On 20th September 2018, Ruth Montgomery and Eloise Garland travelled to Tryon in North Carolina to meet with world-class Paralympian Laurentia Tan at the World Equestrian Games (WEG), where she was competing in the grade 1 para-dressage competition. Laurentia had won the silver medal in the individual championship earlier in the week and would be competing in the freestyle competition on Saturday the 24th. While at WEG, Ruth and Eloise were able to see the competition process at an international level and talk with Laurentia about her experiences as the only international-level Deaf para-dressage rider in the world.
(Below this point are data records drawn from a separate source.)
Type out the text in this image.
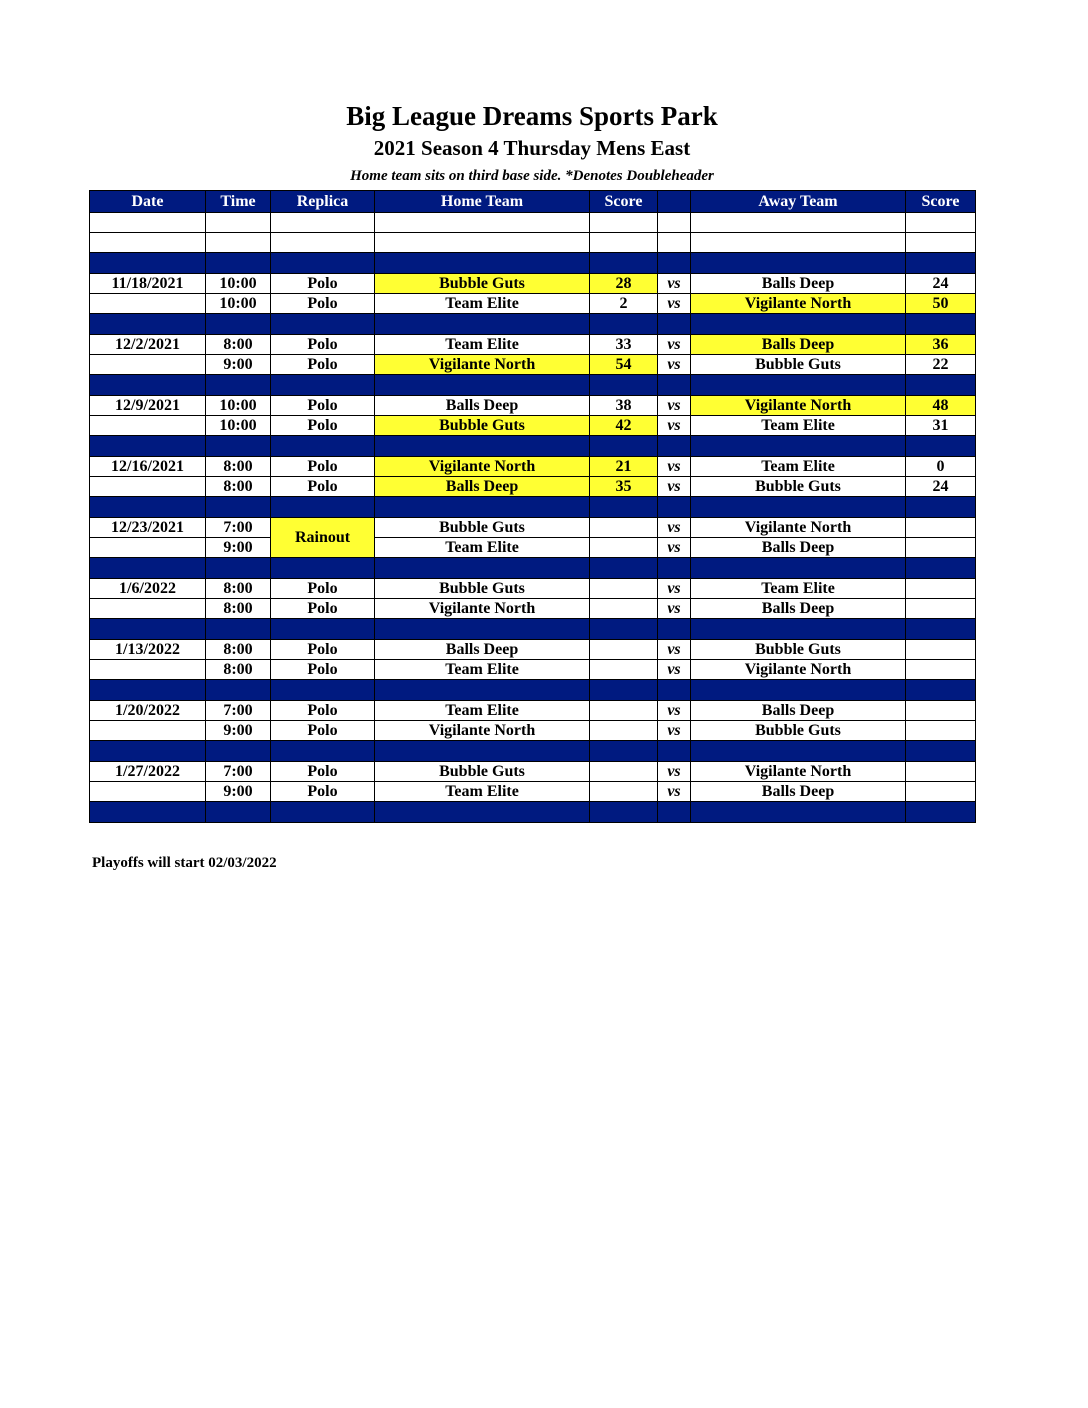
Big League Dreams Sports Park
2021 Season 4 Thursday Mens East
Home team sits on third base side. *Denotes Doubleheader
Date	Time	Replica	Home Team	Score		Away Team	Score

11/18/2021	10:00	Polo	Bubble Guts	28	vs	Balls Deep	24
	10:00	Polo	Team Elite	2	vs	Vigilante North	50

12/2/2021	8:00	Polo	Team Elite	33	vs	Balls Deep	36
	9:00	Polo	Vigilante North	54	vs	Bubble Guts	22

12/9/2021	10:00	Polo	Balls Deep	38	vs	Vigilante North	48
	10:00	Polo	Bubble Guts	42	vs	Team Elite	31

12/16/2021	8:00	Polo	Vigilante North	21	vs	Team Elite	0
	8:00	Polo	Balls Deep	35	vs	Bubble Guts	24

12/23/2021	7:00	Rainout	Bubble Guts		vs	Vigilante North	
	9:00		Team Elite		vs	Balls Deep	

1/6/2022	8:00	Polo	Bubble Guts		vs	Team Elite	
	8:00	Polo	Vigilante North		vs	Balls Deep	

1/13/2022	8:00	Polo	Balls Deep		vs	Bubble Guts	
	8:00	Polo	Team Elite		vs	Vigilante North	

1/20/2022	7:00	Polo	Team Elite		vs	Balls Deep	
	9:00	Polo	Vigilante North		vs	Bubble Guts	

1/27/2022	7:00	Polo	Bubble Guts		vs	Vigilante North	
	9:00	Polo	Team Elite		vs	Balls Deep	

Playoffs will start 02/03/2022
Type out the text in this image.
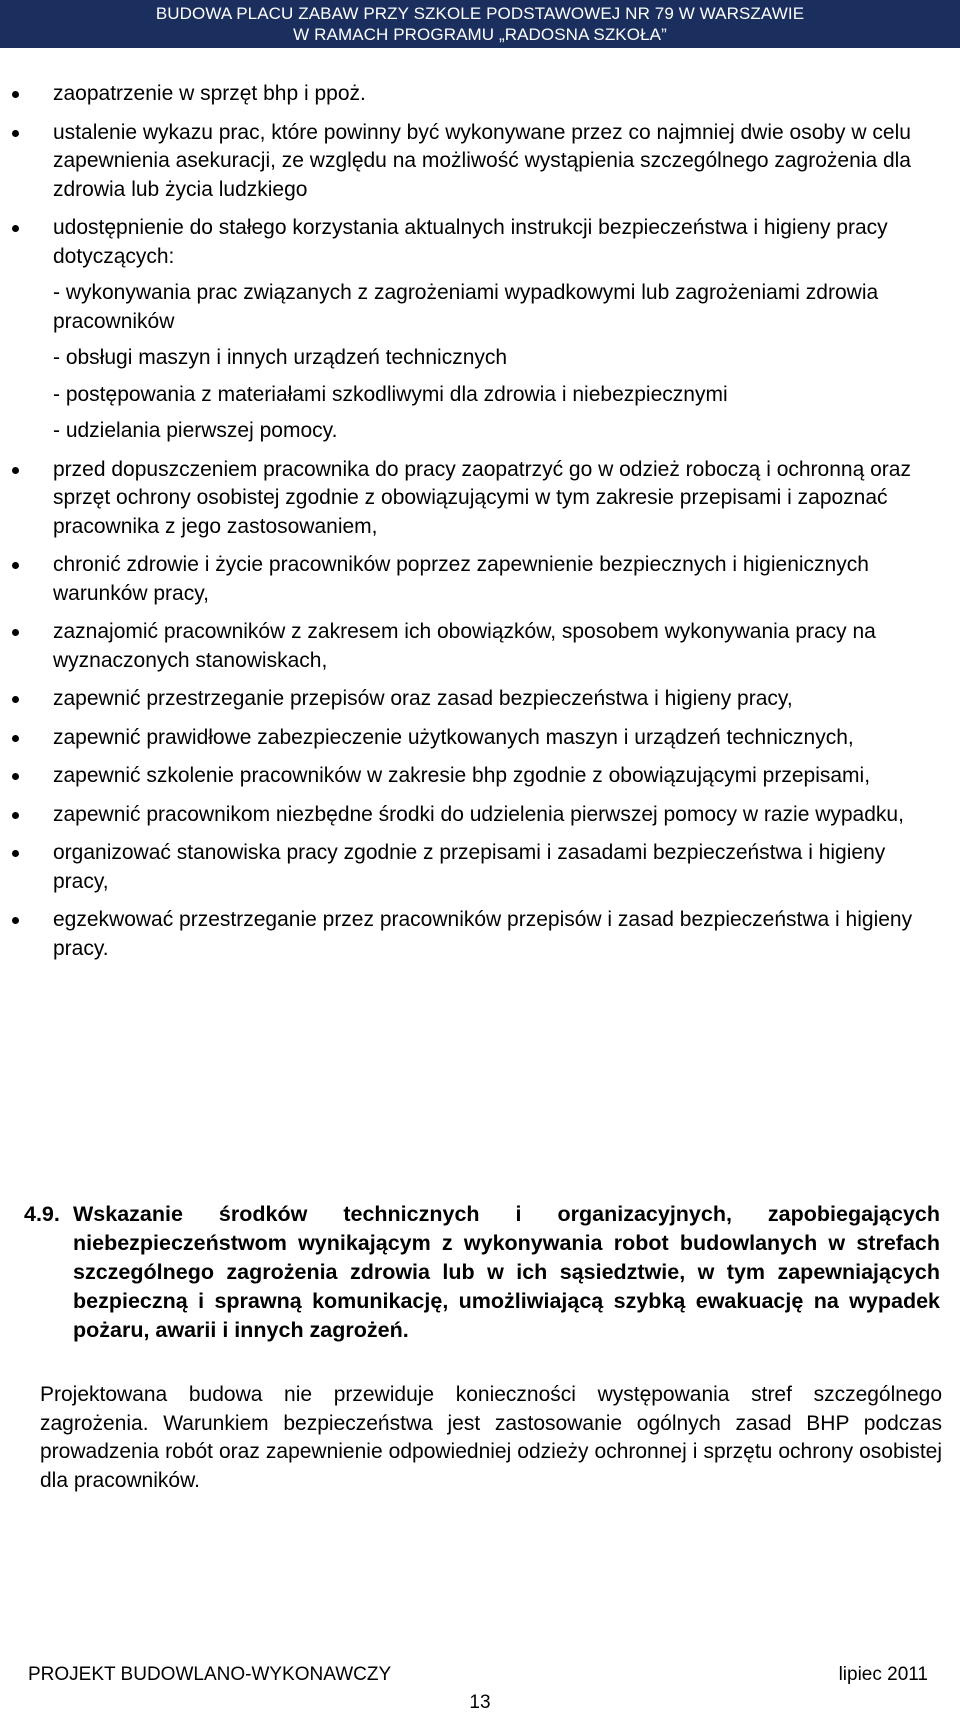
BUDOWA PLACU ZABAW PRZY SZKOLE PODSTAWOWEJ NR 79 W WARSZAWIE
W RAMACH PROGRAMU „RADOSNA SZKOŁA”
zaopatrzenie w sprzęt bhp i ppoż.
ustalenie wykazu prac, które powinny być wykonywane przez co najmniej dwie osoby w celu zapewnienia asekuracji, ze względu na możliwość wystąpienia szczególnego zagrożenia dla zdrowia lub życia ludzkiego
udostępnienie do stałego korzystania aktualnych instrukcji bezpieczeństwa i higieny pracy dotyczących:
- wykonywania prac związanych z zagrożeniami wypadkowymi lub zagrożeniami zdrowia pracowników
- obsługi maszyn i innych urządzeń technicznych
- postępowania z materiałami szkodliwymi dla zdrowia i niebezpiecznymi
- udzielania pierwszej pomocy.
przed dopuszczeniem pracownika do pracy zaopatrzyć go w odzież roboczą i ochronną oraz sprzęt ochrony osobistej zgodnie z obowiązującymi w tym zakresie przepisami i zapoznać pracownika z jego zastosowaniem,
chronić zdrowie i życie pracowników poprzez zapewnienie bezpiecznych i higienicznych warunków pracy,
zaznajomić pracowników z zakresem ich obowiązków, sposobem wykonywania pracy na wyznaczonych stanowiskach,
zapewnić przestrzeganie przepisów oraz zasad bezpieczeństwa i higieny pracy,
zapewnić prawidłowe zabezpieczenie użytkowanych maszyn i urządzeń technicznych,
zapewnić szkolenie pracowników w zakresie bhp zgodnie z obowiązującymi przepisami,
zapewnić pracownikom niezbędne środki do udzielenia pierwszej pomocy w razie wypadku,
organizować stanowiska pracy zgodnie z przepisami i zasadami bezpieczeństwa i higieny pracy,
egzekwować przestrzeganie przez pracowników przepisów i zasad bezpieczeństwa i higieny pracy.
4.9. Wskazanie środków technicznych i organizacyjnych, zapobiegających niebezpieczeństwom wynikającym z wykonywania robot budowlanych w strefach szczególnego zagrożenia zdrowia lub w ich sąsiedztwie, w tym zapewniających bezpieczną i sprawną komunikację, umożliwiającą szybką ewakuację na wypadek pożaru, awarii i innych zagrożeń.
Projektowana budowa nie przewiduje konieczności występowania stref szczególnego zagrożenia. Warunkiem bezpieczeństwa jest zastosowanie ogólnych zasad BHP podczas prowadzenia robót oraz zapewnienie odpowiedniej odzieży ochronnej i sprzętu ochrony osobistej dla pracowników.
PROJEKT BUDOWLANO-WYKONAWCZY	lipiec 2011
13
In an initial discussion with Ruth, Laurentia explained that there are three categories in dressage – the first two (individual championship and team championship) do not have any musical accompaniment; however, the third category, freestyle, requires the rider to perform a floorplan to music, and is the category that Laurentia finds challenging due to her profound deafness:
“[In freestyle] you have to match the music. But I’m deaf… I can’t tell when it’s the right time to slow down or speed up or do a movement. So I focus on the horse… I focus on the technical aspects. If I don’t match the music – tough! It means it’s possible that my score will be lower.”
At WEG, Laurentia rode to a piece that was specifically composed for her by Dressage composer Tom Hunt. Laurentia had asked Tom to keep the music relatively simple with no sudden changes and had sent him a video of her floorplan for him to analyse and find a matching tempo. As she had no knowledge of the various elements of music, Laurentia trusted Tom to write accordingly.
However, she came seventh out of eight and was disappointed. She felt that her horse, Sherlock, was unsettled which disrupted the performance and affected the marks. Others who achieved higher marks had competed to the likes of Ravel’s Bolero and themes from Forrest Gump.
During the competition, Laurentia had the help of a Sign Language Interpreter, stood next to a judge, to signal when the music had started and ended. However, she feels that this doesn’t give her adequate access to the music during a performance or competition:
“I feel that there is technology out there that can help me to feel the music, but I just don’t know what there is. Or if I could have a live orchestra there so I could see what they were doing in real-time, that would be amazing!”
In response to being asked how she feels about learning more about music by working with professional musicians including Tom Hunt and Dame Evelyn Glennie, Laurentia said “Fantastic! I’m so excited! Being able to access the music will definitely support me with how I steer my horse.”